After distinguishing the cited case as not analogous, the circuit also explained that the case did not necessarily support a finding that the court abused its discretion in striking the defendant’s expert testimony. The circuit explained:

“[T]he district court in Ford did not abuse its discretion by allowing expert testimony by an insurance industry expert does not lend measurable support to the contrary position that the district court in this case [by North American Specialty Ins. Co.] abused its discretion by refusing to permit similar testimony.”
North American Specialty Ins. Co., 579 F.3d at 1112 (citing Shook v. Bd. of County Comm’rs of County of El Paso, 543 F.3d 597, 603 (10th Cir. 2008) (not abuse of discretion to deny class certification due to unmanageability of the case)).


In noting that there was no unique answer to whether expert testimony about insurance professional practice was admissible, the circuit reflected aspects of the reasoning it employed in a case decided over a year ago involving the appropriate range of discretion held by a trial court. In that case the circuit explained:

“When applying an abuse of discretion standard of review, we necessarily recognize that there may be no single right answer to the question at hand, but a range of possible outcomes sustainable on the law and facts, and we will ‘defer to the district court’s judgment so long as it falls within the realm of these rationally available choices.’“
Shook v. Board of County Commissioners of County of El Paso, 543 F.3d 597, 603-04 (10th Cir. 2008).

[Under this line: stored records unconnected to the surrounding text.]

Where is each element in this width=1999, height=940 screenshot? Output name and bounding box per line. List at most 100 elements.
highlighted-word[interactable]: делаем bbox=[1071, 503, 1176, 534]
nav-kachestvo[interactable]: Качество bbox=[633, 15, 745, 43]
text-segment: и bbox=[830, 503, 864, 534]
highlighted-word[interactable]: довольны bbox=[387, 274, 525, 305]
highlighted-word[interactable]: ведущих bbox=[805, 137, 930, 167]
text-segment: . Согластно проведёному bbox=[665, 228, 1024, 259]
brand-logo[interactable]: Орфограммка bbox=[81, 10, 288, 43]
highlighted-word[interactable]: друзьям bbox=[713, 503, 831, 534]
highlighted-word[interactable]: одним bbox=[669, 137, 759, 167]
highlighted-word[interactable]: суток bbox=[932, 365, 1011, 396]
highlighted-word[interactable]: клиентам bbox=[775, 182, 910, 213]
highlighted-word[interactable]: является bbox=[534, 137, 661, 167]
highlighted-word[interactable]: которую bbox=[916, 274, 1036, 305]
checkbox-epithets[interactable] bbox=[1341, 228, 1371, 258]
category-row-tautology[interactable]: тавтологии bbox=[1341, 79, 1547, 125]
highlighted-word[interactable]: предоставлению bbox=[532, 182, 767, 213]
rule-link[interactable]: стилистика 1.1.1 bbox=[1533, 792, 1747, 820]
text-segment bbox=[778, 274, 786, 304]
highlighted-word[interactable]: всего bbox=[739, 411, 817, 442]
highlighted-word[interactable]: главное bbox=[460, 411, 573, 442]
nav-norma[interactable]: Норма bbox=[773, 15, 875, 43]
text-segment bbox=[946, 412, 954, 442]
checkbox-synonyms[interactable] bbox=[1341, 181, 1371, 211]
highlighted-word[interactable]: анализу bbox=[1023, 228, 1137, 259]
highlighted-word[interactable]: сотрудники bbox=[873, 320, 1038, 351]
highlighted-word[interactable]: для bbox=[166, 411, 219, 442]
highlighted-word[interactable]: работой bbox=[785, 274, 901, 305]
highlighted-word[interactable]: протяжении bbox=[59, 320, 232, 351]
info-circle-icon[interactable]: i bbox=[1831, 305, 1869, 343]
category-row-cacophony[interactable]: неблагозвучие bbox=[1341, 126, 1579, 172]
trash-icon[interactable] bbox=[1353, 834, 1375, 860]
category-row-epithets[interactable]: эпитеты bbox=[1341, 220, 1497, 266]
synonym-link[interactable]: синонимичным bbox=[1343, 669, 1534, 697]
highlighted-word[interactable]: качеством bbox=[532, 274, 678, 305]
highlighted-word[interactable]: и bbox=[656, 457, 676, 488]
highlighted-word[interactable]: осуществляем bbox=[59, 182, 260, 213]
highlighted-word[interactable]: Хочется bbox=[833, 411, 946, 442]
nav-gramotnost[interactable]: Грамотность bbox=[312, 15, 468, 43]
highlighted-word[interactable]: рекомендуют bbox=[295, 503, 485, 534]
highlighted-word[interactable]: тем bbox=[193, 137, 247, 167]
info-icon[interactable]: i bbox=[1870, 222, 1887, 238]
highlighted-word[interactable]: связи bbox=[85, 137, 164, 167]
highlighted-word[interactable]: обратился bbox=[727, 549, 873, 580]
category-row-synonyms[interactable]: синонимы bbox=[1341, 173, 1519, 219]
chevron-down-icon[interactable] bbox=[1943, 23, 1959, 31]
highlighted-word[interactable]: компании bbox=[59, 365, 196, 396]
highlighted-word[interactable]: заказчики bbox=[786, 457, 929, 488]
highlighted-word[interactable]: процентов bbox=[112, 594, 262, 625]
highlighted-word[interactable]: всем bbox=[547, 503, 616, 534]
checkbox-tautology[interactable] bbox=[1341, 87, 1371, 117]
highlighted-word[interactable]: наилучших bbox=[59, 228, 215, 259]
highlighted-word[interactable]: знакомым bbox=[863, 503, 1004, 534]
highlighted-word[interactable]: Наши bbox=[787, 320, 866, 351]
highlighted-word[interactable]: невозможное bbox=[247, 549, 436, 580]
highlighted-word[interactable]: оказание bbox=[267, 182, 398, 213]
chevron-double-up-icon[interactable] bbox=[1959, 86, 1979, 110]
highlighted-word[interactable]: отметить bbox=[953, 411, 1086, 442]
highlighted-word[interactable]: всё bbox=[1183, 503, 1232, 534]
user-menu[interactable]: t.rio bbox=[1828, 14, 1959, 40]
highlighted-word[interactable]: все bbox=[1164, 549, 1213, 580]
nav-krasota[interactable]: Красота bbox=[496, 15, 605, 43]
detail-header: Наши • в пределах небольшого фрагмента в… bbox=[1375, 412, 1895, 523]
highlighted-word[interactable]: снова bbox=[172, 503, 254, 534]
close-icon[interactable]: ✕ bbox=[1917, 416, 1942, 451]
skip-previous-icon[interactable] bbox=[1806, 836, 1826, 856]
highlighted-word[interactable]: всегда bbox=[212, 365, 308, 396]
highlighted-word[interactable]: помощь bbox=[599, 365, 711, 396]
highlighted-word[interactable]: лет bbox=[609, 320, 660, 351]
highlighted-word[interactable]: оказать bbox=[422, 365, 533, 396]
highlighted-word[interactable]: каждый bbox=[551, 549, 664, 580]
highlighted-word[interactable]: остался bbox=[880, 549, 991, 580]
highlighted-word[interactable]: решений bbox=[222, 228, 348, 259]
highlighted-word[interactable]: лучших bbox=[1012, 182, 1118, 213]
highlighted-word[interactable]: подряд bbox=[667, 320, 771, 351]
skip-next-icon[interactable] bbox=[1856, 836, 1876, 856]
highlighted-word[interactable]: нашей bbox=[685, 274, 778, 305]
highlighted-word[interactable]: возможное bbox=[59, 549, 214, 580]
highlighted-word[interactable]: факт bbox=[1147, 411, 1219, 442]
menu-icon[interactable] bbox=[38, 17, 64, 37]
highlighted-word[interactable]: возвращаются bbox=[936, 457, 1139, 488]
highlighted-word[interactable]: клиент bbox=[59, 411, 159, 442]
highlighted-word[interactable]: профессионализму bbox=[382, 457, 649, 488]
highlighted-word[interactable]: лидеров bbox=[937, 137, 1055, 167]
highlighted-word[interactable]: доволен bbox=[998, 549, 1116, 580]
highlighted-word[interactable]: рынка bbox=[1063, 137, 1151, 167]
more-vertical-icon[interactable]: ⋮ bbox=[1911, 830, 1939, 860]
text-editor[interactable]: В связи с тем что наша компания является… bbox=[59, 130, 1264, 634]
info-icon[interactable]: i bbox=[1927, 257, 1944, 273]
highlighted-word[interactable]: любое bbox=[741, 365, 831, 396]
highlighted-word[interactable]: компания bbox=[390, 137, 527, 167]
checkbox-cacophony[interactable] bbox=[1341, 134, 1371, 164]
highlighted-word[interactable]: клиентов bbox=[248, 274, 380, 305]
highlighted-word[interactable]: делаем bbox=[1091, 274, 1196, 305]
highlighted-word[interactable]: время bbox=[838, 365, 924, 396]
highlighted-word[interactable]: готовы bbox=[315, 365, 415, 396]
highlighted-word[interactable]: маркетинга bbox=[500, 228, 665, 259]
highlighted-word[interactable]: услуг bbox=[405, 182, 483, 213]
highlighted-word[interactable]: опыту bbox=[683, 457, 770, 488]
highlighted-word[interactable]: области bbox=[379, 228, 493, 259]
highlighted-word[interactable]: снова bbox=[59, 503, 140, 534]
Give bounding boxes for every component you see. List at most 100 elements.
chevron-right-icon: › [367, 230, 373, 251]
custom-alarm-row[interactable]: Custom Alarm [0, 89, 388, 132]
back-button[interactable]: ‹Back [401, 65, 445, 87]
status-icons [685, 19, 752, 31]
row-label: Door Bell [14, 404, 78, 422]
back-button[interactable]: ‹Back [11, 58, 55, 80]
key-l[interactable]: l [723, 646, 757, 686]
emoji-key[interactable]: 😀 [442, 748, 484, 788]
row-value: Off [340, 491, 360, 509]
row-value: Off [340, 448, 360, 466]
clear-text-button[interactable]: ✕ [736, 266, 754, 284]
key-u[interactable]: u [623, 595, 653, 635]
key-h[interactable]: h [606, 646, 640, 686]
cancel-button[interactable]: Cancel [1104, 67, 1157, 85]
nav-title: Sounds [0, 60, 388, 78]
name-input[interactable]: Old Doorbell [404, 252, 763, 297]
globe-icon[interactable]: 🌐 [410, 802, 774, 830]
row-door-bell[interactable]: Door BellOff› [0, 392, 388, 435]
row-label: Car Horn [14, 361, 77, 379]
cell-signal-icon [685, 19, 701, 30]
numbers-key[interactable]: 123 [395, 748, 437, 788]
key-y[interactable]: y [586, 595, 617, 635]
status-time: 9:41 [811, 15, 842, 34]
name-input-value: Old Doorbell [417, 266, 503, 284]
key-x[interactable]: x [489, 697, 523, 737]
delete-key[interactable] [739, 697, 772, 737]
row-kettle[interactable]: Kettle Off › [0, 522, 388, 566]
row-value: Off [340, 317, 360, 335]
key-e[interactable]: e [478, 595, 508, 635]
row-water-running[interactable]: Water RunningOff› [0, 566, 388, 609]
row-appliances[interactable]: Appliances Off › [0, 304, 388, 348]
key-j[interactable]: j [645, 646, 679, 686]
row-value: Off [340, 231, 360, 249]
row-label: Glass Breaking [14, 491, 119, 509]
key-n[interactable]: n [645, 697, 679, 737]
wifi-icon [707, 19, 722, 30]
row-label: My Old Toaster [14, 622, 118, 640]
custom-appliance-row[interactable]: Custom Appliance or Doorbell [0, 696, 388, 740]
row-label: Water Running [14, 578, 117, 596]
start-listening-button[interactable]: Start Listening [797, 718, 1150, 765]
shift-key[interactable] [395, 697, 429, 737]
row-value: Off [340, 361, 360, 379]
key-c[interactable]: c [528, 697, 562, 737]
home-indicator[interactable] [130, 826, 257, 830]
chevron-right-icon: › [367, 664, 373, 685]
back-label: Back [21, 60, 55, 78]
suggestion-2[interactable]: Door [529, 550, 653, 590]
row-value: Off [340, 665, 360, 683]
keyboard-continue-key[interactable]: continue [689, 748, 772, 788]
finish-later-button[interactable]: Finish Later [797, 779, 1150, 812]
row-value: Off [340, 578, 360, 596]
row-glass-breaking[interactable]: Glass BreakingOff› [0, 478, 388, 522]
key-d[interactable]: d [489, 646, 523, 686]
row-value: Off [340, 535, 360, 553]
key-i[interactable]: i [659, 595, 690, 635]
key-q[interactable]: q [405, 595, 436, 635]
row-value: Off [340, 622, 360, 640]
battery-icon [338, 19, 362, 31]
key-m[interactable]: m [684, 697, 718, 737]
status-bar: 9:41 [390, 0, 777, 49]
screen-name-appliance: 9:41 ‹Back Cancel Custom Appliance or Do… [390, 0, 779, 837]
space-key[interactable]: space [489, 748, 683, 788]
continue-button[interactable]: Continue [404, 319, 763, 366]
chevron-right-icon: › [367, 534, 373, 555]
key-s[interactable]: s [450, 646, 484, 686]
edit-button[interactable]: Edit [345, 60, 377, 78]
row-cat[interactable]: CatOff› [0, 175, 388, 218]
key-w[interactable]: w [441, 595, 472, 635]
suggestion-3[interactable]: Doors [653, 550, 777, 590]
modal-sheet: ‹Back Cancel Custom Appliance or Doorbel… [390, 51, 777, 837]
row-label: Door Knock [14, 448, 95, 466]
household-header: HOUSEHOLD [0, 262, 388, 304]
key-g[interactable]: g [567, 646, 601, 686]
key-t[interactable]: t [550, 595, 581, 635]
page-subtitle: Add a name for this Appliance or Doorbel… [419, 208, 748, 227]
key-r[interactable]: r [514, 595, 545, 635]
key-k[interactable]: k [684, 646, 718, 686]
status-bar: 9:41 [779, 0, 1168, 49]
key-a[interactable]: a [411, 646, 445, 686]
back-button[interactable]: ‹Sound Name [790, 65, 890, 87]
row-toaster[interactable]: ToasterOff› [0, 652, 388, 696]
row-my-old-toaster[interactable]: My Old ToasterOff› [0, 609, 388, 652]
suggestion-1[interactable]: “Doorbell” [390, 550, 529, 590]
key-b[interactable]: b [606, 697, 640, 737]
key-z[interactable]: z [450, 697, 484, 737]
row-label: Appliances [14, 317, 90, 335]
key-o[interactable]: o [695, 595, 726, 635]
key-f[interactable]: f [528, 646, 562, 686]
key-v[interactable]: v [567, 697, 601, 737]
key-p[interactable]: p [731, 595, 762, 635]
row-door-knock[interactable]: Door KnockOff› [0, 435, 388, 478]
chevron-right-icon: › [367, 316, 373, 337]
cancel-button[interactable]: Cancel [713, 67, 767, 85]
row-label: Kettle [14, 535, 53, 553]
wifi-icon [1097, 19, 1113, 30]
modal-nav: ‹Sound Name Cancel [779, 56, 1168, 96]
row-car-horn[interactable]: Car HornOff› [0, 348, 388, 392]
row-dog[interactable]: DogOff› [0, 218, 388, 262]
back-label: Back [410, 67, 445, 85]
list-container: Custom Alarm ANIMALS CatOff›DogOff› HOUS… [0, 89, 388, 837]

In setting out this application, the circuit relied on the following authorities:

  • United States v. McComb, 519 F.3d 1049, 1053 (10th Cir. 2007) (“Perhaps not unlike any other formulaic standard of review, the term ‘abuse of discretion’[is not altogether free from interpretation. Still, it is a standard we have long familiarity with applying, and one which we have traditionally understood to mean that we will reverse a determination only if the court ‘exceeded the bounds of permissible choice,’ given the facts and the applicable law in the case at hand. That is to say, we recognize that in many cases there will be a range of possible outcomes the facts and law at issue can fairly support; rather than pick and choose among them ourselves, we will defer to the district court’s judgment so long as it falls within the realm of these rationally available choices.”) (citations omitted)
  • Big Sky Network Canada, Ltd. v. Sichuan Provincial Gov’t, 533 F.3d 1183, 1186 (10th Cir. 2008) (The abuse of discretion standard “may appear opaque, but it is one we have long understood to mean that we will reverse a district court’s determination only if the court exceeded the bounds of the rationally available choices given the facts and the applicable law in the case at hand.”)
  • In re Bueno, 248 B.R. 581, 582 (D.Colo. 2000) (Kane, J.) (an abuse of discretion standard implies a degree of “[d]iscretion invested in judges [to render] a decision based upon what is fair in the circumstances and guided by the rules and principles of law”)

Under the abuse of discretion standard in assessing a trial court’s evidentiary ruling, the reviewing court leaves the trial court’s evidentiary ruling intact. However when it appears the court’s evidentiary ruling is “arbitrary, capricious, whimsical or manifestly unreasonable” the circuit will reverse. The same is true when it appears that the trial court has “made a clear error of judgment or exceeded the bounds of permissible choice in the circumstances.” Dodge v. Cotter Corp., 328 F.3d 1212, 1223 (10th Cir. 2003) (reviewing evidentiary rulings admitting expert testimony). The case illuminates how under the abuse of discretion standard a reviewing court will not disturb a decision within a range of choice that is reasonable.